AUSTRALIA

Higher education alarmed by A$2.3 billion cut

Alarmed vice-chancellors across Australia face a A$900 million (US$940 million) cut to their universities’ revenues with a further A$1.4 billion to be slashed from higher education over the next four years so that the federal government can generate some of the A$14.5 billion it plans to allocate to schools.

Professor Glyn Davis, chair of the main lobby group Universities Australia, said the cut was on top of A$1billion taken from the sector’s research budget less than six months ago through the mid-year economic and fiscal outlook process.

Davis said the government’s latest decision would place a severe strain on institutions that had been encouraged to expand enrolments so as to boost access to higher education. He said the further cuts were at a time when Australia sat “disturbingly” 25th out of 29 advanced economies for public investment in universities.

The surprise announcement at the weekend was defended by Prime Minister Julia Gillard, who said spending on higher education under the Labor government since 2010 had jumped by 56% and the latest decision was not a cut in government spending but a slowing in growth.

Gillard said schools needed the additional money to improve the performance of disadvantaged students, including the Indigenous and disabled, especially in public schools, which would receive the largest portion of the $14.5 billion additional spending over the next six years.

Although it seems certain that the government will introduce the higher education cuts in its annual budget, due to be handed down early next month, the controversial plan may yet be blocked in the Senate.

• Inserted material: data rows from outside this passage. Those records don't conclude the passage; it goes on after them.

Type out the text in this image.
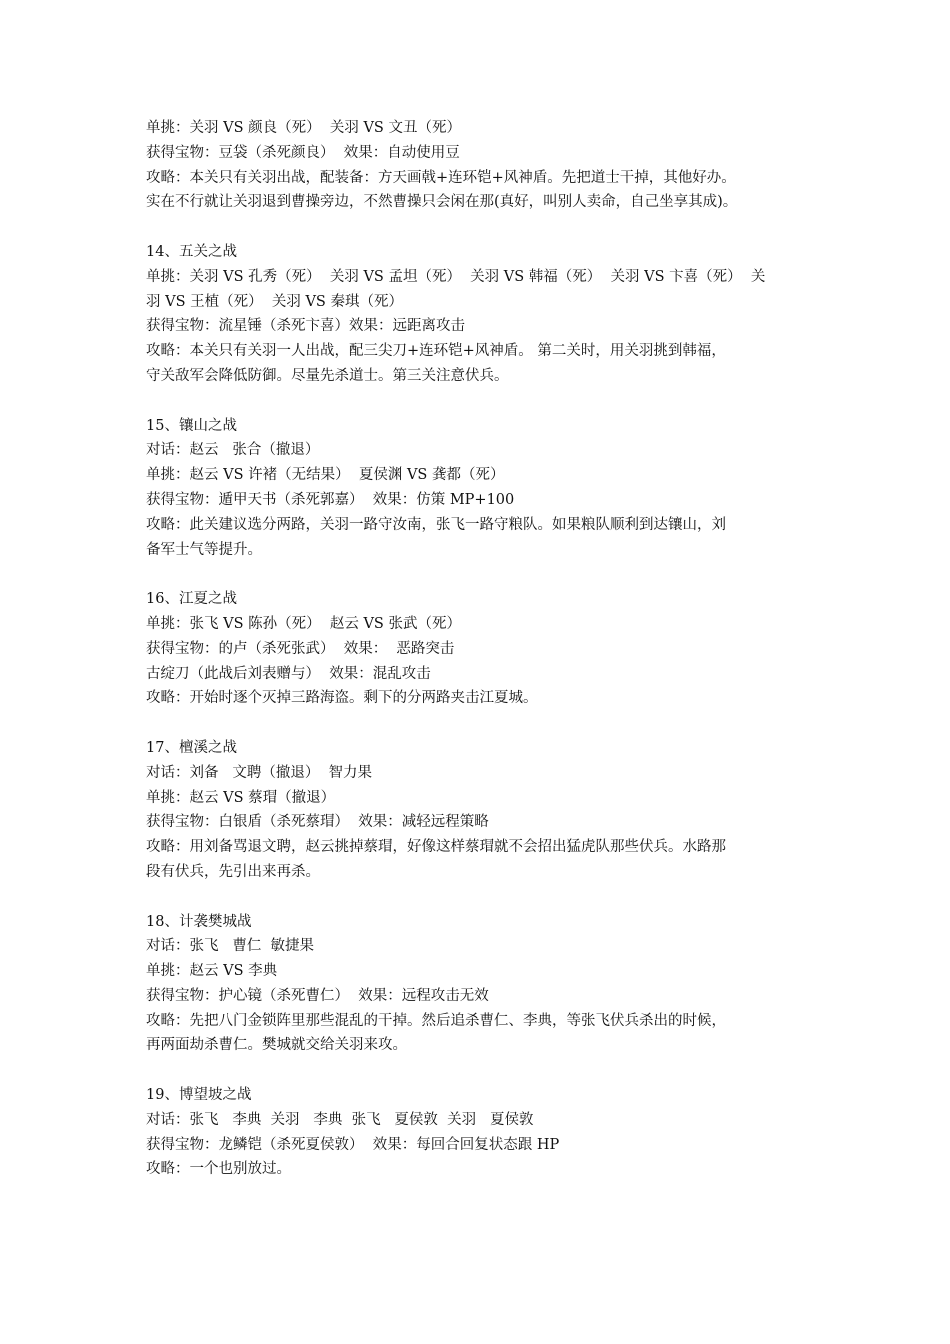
单挑：关羽 VS 颜良（死）  关羽 VS 文丑（死）
获得宝物：豆袋（杀死颜良）  效果：自动使用豆
攻略：本关只有关羽出战，配装备：方天画戟+连环铠+风神盾。先把道士干掉，其他好办。
实在不行就让关羽退到曹操旁边，不然曹操只会闲在那(真好，叫别人卖命，自己坐享其成)。
14、五关之战
单挑：关羽 VS 孔秀（死）  关羽 VS 孟坦（死）  关羽 VS 韩福（死）  关羽 VS 卞喜（死）  关
羽 VS 王植（死）  关羽 VS 秦琪（死）
获得宝物：流星锤（杀死卞喜）效果：远距离攻击
攻略：本关只有关羽一人出战，配三尖刀+连环铠+风神盾。 第二关时，用关羽挑到韩福，
守关敌军会降低防御。尽量先杀道士。第三关注意伏兵。
15、镶山之战
对话：赵云   张合（撤退）
单挑：赵云 VS 许褚（无结果）  夏侯渊 VS 龚都（死）
获得宝物：遁甲天书（杀死郭嘉）  效果：仿策 MP+100
攻略：此关建议选分两路，关羽一路守汝南，张飞一路守粮队。如果粮队顺利到达镶山，刘
备军士气等提升。
16、江夏之战
单挑：张飞 VS 陈孙（死）  赵云 VS 张武（死）
获得宝物：的卢（杀死张武）  效果：  恶路突击
古绽刀（此战后刘表赠与）  效果：混乱攻击
攻略：开始时逐个灭掉三路海盗。剩下的分两路夹击江夏城。
17、檀溪之战
对话：刘备   文聘（撤退）  智力果
单挑：赵云 VS 蔡瑁（撤退）
获得宝物：白银盾（杀死蔡瑁）  效果：减轻远程策略
攻略：用刘备骂退文聘，赵云挑掉蔡瑁，好像这样蔡瑁就不会招出猛虎队那些伏兵。水路那
段有伏兵，先引出来再杀。
18、计袭樊城战
对话：张飞   曹仁  敏捷果
单挑：赵云 VS 李典
获得宝物：护心镜（杀死曹仁）  效果：远程攻击无效
攻略：先把八门金锁阵里那些混乱的干掉。然后追杀曹仁、李典，等张飞伏兵杀出的时候，
再两面劫杀曹仁。樊城就交给关羽来攻。
19、博望坡之战
对话：张飞   李典  关羽   李典  张飞   夏侯敦  关羽   夏侯敦
获得宝物：龙鳞铠（杀死夏侯敦）  效果：每回合回复状态跟 HP
攻略：一个也别放过。
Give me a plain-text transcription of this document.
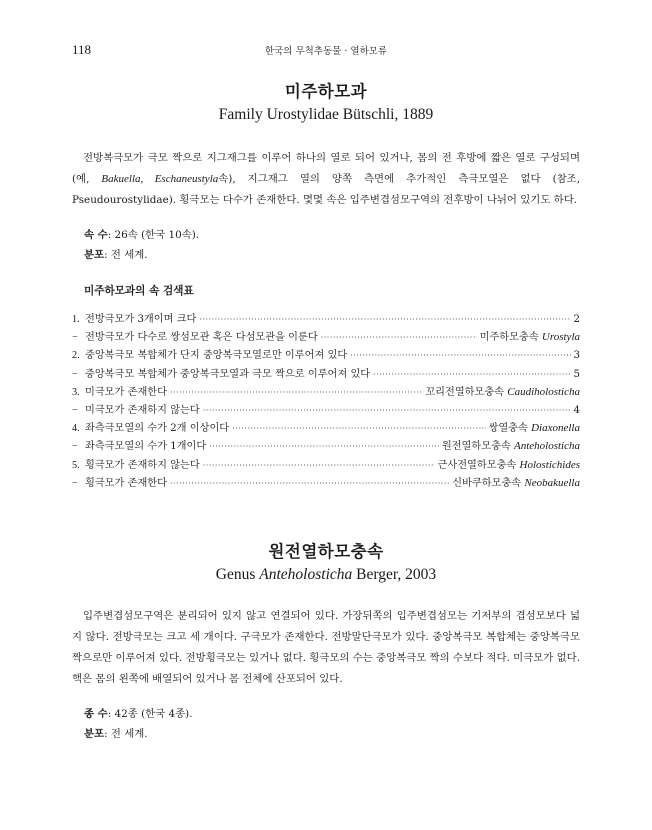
118	한국의 무척추동물 · 열하모류
미주하모과
Family Urostylidae Bütschli, 1889

전방복극모가 극모 짝으로 지그재그를 이루어 하나의 열로 되어 있거나, 몸의 전 후방에 짧은 열로 구성되며 (예, Bakuella, Eschaneustyla속), 지그재그 열의 양쪽 측면에 추가적인 측극모열은 없다 (참조, Pseudourostylidae). 횡극모는 다수가 존재한다. 몇몇 속은 입주변겹섬모구역의 전후방이 나뉘어 있기도 하다.

속 수: 26속 (한국 10속).
분포: 전 세계.
미주하모과의 속 검색표
1. 전방극모가 3개이며 크다 ·····	2
− 전방극모가 다수로 쌍섬모관 혹은 다섬모관을 이룬다 ·····	미주하모충속 Urostyla
2. 중앙복극모 복합체가 단지 중앙복극모열로만 이루어져 있다 ·····	3
− 중앙복극모 복합체가 중앙복극모열과 극모 짝으로 이루어져 있다 ·····	5
3. 미극모가 존재한다 ·····	꼬리전열하모충속 Caudiholosticha
− 미극모가 존재하지 않는다 ·····	4
4. 좌측극모열의 수가 2개 이상이다 ·····	쌍열충속 Diaxonella
− 좌측극모열의 수가 1개이다 ·····	원전열하모충속 Anteholosticha
5. 횡극모가 존재하지 않는다 ·····	근사전열하모충속 Holostichides
− 횡극모가 존재한다 ·····	신바쿠하모충속 Neobakuella
원전열하모충속
Genus Anteholosticha Berger, 2003

입주변겹섬모구역은 분리되어 있지 않고 연결되어 있다. 가장뒤쪽의 입주변겹섬모는 기저부의 겹섬모보다 넓지 않다. 전방극모는 크고 세 개이다. 구극모가 존재한다. 전방말단극모가 있다. 중앙복극모 복합체는 중앙복극모 짝으로만 이루어져 있다. 전방횡극모는 있거나 없다. 횡극모의 수는 중앙복극모 짝의 수보다 적다. 미극모가 없다. 핵은 몸의 왼쪽에 배열되어 있거나 몸 전체에 산포되어 있다.

종 수: 42종 (한국 4종).
분포: 전 세계.
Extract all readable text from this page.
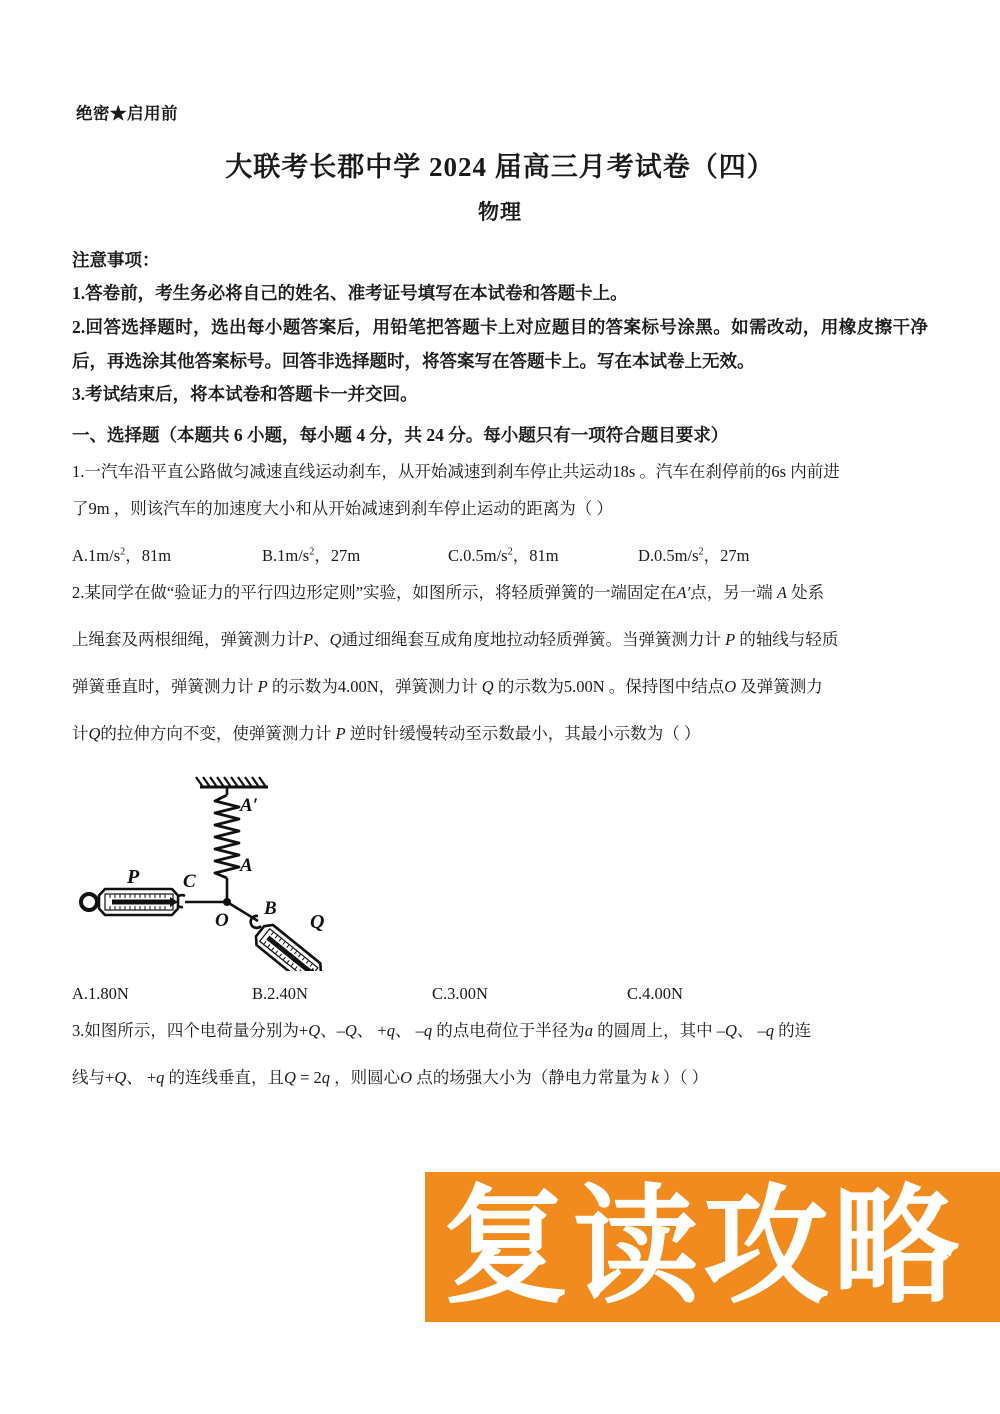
绝密★启用前
大联考长郡中学 2024 届高三月考试卷（四）
物理
注意事项：

1.答卷前，考生务必将自己的姓名、准考证号填写在本试卷和答题卡上。

2.回答选择题时，选出每小题答案后，用铅笔把答题卡上对应题目的答案标号涂黑。如需改动，用橡皮擦干净后，再选涂其他答案标号。回答非选择题时，将答案写在答题卡上。写在本试卷上无效。

3.考试结束后，将本试卷和答题卡一并交回。

一、选择题（本题共 6 小题，每小题 4 分，共 24 分。每小题只有一项符合题目要求）

1.一汽车沿平直公路做匀减速直线运动刹车，从开始减速到刹车停止共运动18s 。汽车在刹停前的6s 内前进

了9m ，则该汽车的加速度大小和从开始减速到刹车停止运动的距离为（ ）

$A.1m/s^2$，81m	$B.1m/s^2$，27m	$C.0.5m/s^2$，81m	$D.0.5m/s^2$，27m

2.某同学在做“验证力的平行四边形定则”实验，如图所示，将轻质弹簧的一端固定在A′点，另一端 A 处系

上绳套及两根细绳，弹簧测力计P、Q通过细绳套互成角度地拉动轻质弹簧。当弹簧测力计 P 的轴线与轻质

弹簧垂直时，弹簧测力计 P 的示数为4.00N，弹簧测力计 Q 的示数为5.00N 。保持图中结点O 及弹簧测力

计Q的拉伸方向不变，使弹簧测力计 P 逆时针缓慢转动至示数最小，其最小示数为（ ）

A′
A
O
B
C
P
Q
A.1.80N	B.2.40N	C.3.00N	C.4.00N

3.如图所示，四个电荷量分别为+Q、–Q、 +q、 –q 的点电荷位于半径为a 的圆周上，其中 –Q、 –q 的连

线与+Q、 +q 的连线垂直，且Q = 2q ，则圆心O 点的场强大小为（静电力常量为 k ）（ ）

复读攻略
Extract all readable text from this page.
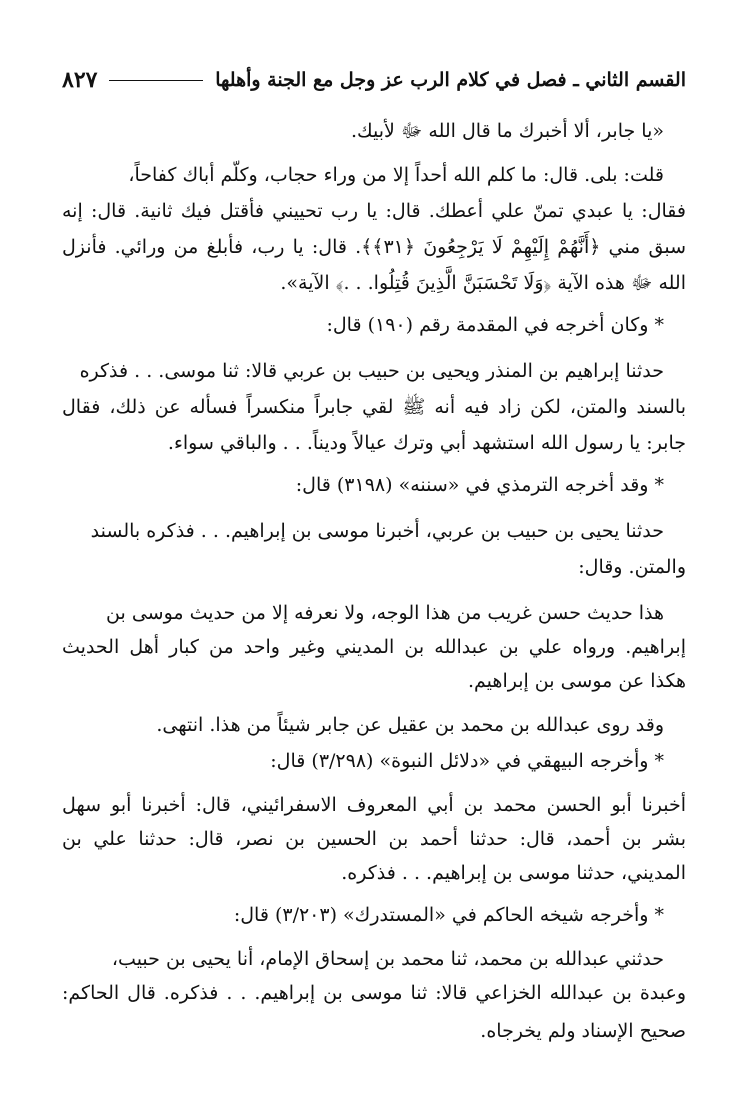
القسم الثاني ـ فصل في كلام الرب عز وجل مع الجنة وأهلها
٨٢٧
«يا جابر، ألا أخبرك ما قال الله ﷻ لأبيك.
قلت: بلى. قال: ما كلم الله أحداً إلا من وراء حجاب، وكلّم أباك كفاحاً،
فقال: يا عبدي تمنّ علي أعطك. قال: يا رب تحييني فأقتل فيك ثانية. قال: إنه
سبق مني ﴿أَنَّهُمْ إِلَيْهِمْ لَا يَرْجِعُونَ ﴿٣١﴾﴾. قال: يا رب، فأبلغ من ورائي. فأنزل
الله ﷻ هذه الآية ﴿وَلَا تَحْسَبَنَّ الَّذِينَ قُتِلُوا. . .﴾ الآية».
* وكان أخرجه في المقدمة رقم (١٩٠) قال:
حدثنا إبراهيم بن المنذر ويحيى بن حبيب بن عربي قالا: ثنا موسى. . . فذكره
بالسند والمتن، لكن زاد فيه أنه ﷺ لقي جابراً منكسراً فسأله عن ذلك، فقال
جابر: يا رسول الله استشهد أبي وترك عيالاً وديناً. . . والباقي سواء.
* وقد أخرجه الترمذي في «سننه» (٣١٩٨) قال:
حدثنا يحيى بن حبيب بن عربي، أخبرنا موسى بن إبراهيم. . . فذكره بالسند
والمتن. وقال:
هذا حديث حسن غريب من هذا الوجه، ولا نعرفه إلا من حديث موسى بن
إبراهيم. ورواه علي بن عبدالله بن المديني وغير واحد من كبار أهل الحديث
هكذا عن موسى بن إبراهيم.
وقد روى عبدالله بن محمد بن عقيل عن جابر شيئاً من هذا. انتهى.
* وأخرجه البيهقي في «دلائل النبوة» (٣/٢٩٨) قال:
أخبرنا أبو الحسن محمد بن أبي المعروف الاسفرائيني، قال: أخبرنا أبو سهل
بشر بن أحمد، قال: حدثنا أحمد بن الحسين بن نصر، قال: حدثنا علي بن
المديني، حدثنا موسى بن إبراهيم. . . فذكره.
* وأخرجه شيخه الحاكم في «المستدرك» (٣/٢٠٣) قال:
حدثني عبدالله بن محمد، ثنا محمد بن إسحاق الإمام، أنا يحيى بن حبيب،
وعبدة بن عبدالله الخزاعي قالا: ثنا موسى بن إبراهيم. . . فذكره. قال الحاكم:
صحيح الإسناد ولم يخرجاه.
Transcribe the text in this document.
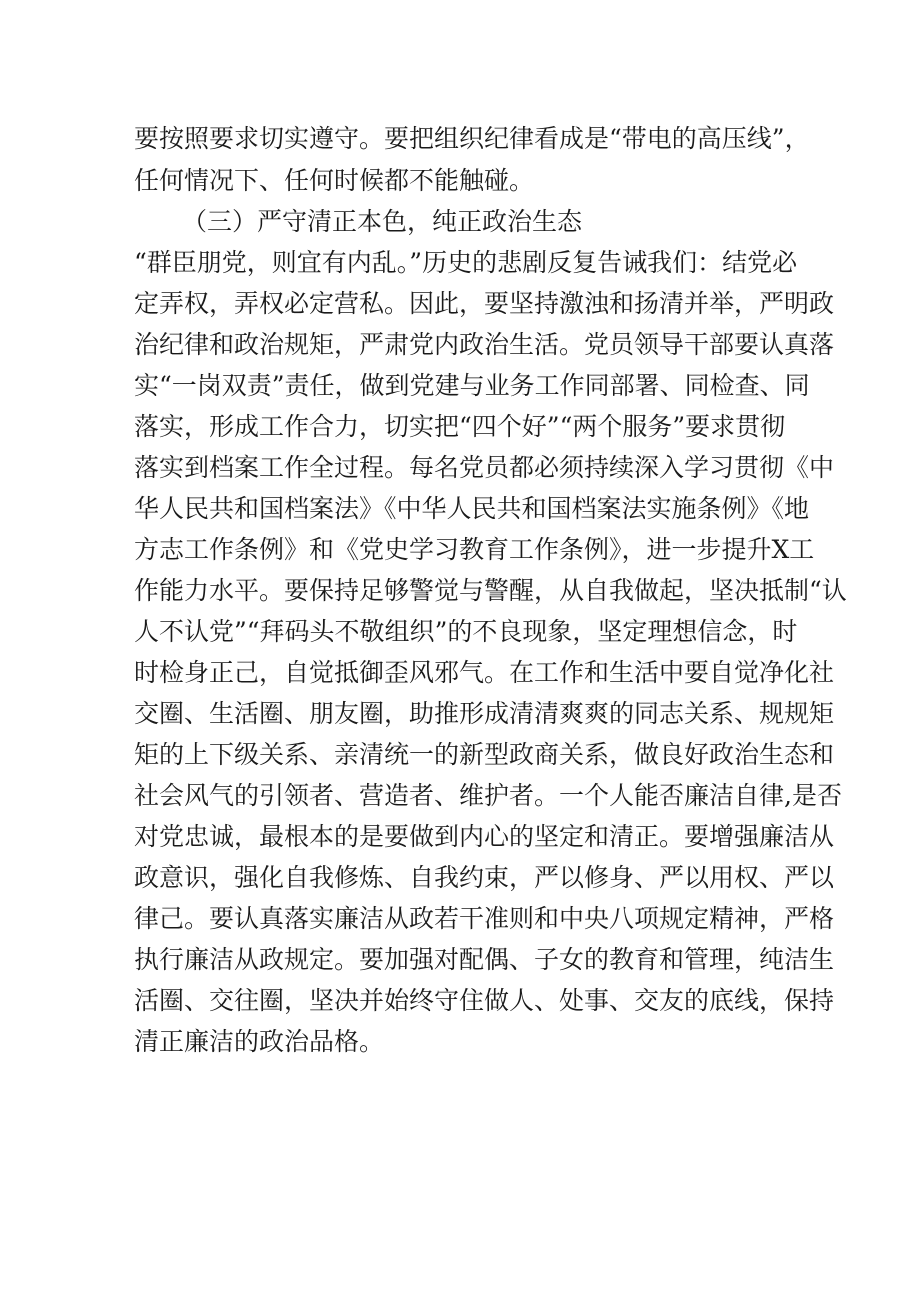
要按照要求切实遵守。要把组织纪律看成是“带电的高压线”，
任何情况下、任何时候都不能触碰。
（三）严守清正本色，纯正政治生态
“群臣朋党，则宜有内乱。”历史的悲剧反复告诫我们：结党必
定弄权，弄权必定营私。因此，要坚持激浊和扬清并举，严明政
治纪律和政治规矩，严肃党内政治生活。党员领导干部要认真落
实“一岗双责”责任，做到党建与业务工作同部署、同检查、同
落实，形成工作合力，切实把“四个好”“两个服务”要求贯彻
落实到档案工作全过程。每名党员都必须持续深入学习贯彻《中
华人民共和国档案法》《中华人民共和国档案法实施条例》《地
方志工作条例》和《党史学习教育工作条例》，进一步提升X工
作能力水平。要保持足够警觉与警醒，从自我做起，坚决抵制“认
人不认党”“拜码头不敬组织”的不良现象，坚定理想信念，时
时检身正己，自觉抵御歪风邪气。在工作和生活中要自觉净化社
交圈、生活圈、朋友圈，助推形成清清爽爽的同志关系、规规矩
矩的上下级关系、亲清统一的新型政商关系，做良好政治生态和
社会风气的引领者、营造者、维护者。一个人能否廉洁自律,是否
对党忠诚，最根本的是要做到内心的坚定和清正。要增强廉洁从
政意识，强化自我修炼、自我约束，严以修身、严以用权、严以
律己。要认真落实廉洁从政若干准则和中央八项规定精神，严格
执行廉洁从政规定。要加强对配偶、子女的教育和管理，纯洁生
活圈、交往圈，坚决并始终守住做人、处事、交友的底线，保持
清正廉洁的政治品格。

Even if the budget is passed, the prospects of Labor seeing any of its schemes come to fruition are remote, given the huge lead the conservative Opposition has in the polls. Voting intentions suggest Labor will be swept from office in a landslide when the election is held in September.

The so-called “savings” from higher education include:
  • • An ‘efficiency dividend’ of 2%, which means a 2% cut in government grants next year and a further 1.25% for 2015, amounting in total to A$900 million.
  • • Scrapping scholarships for students starting university for the first time in 2014 and the replacement of those scholarships with a federal loan under what used to be known as the higher education contribution scheme, or HECS, which is expected to raise $1.2 billion.
  • • Removal of a 10% discount for students who pay their HECS fees upfront, which should generate an estimated $230 million.
Announcing the changes, Tertiary Education Minister Craig Emerson said 146,000 additional government-supported university student places had been made available in 2013, a 34% increase since 2007.

But opponents of the cuts – representing almost every higher education organisation – strongly objected.

The National Tertiary Education Union (NTEU) said while school education reforms were welcome, they should not come at the cost of public investment in universities and support for their students.

“The NTEU strongly supports the increased access to university,” said the union’s federal president, Jeannie Rea, “but we maintain that the base funding per student place remains inadequate.

“Universities are already struggling to provide teaching and support to the new generations of students [and] the NTEU is alarmed that university managements will react with further staff cuts.”

Rea said universities had failed to employ enough staff to match the rise in student numbers, while too many new and replacement staff appointments were casual or short-term. Half of the teaching in universities was now being done by casually employed lecturers and tutors who were paid only for their teaching hours “and do not know if they will be working from one semester to the next”, she said.

“Maximising the outcomes of the new investment in young people’s schooling should be equalled by investment in tertiary education. Making cuts in one sector of education to fund another is not the answer. Greater public investment in all levels of education should be the priority.”

Speaking on ABC radio, Davis said the impact of the cuts in efficiency dividends would amount on average to a A$200 reduction per student and this would affect all areas where students received support in their studies, such as contact hours with their lecturers or counsellors:

“All of the things that are standard parts of the operation of all universities will get shaved; all of them have to be reduced around 2% to make this work, and to keep universities, which work on very, very fine margins, still in the black, because no university can afford to run deficits.”

He said he did not want to overstate the implications of the cuts, given that they came after a substantial period of growth in university income. But the latest decision meant that combined with the substantial cuts to research at the end of last year, the cumulative effect on universities would be significant:

“Every university will have to make savings in order to stay viable and productive. And that's a question of values. Is that the sort of country we want to be? Is that the national priority?”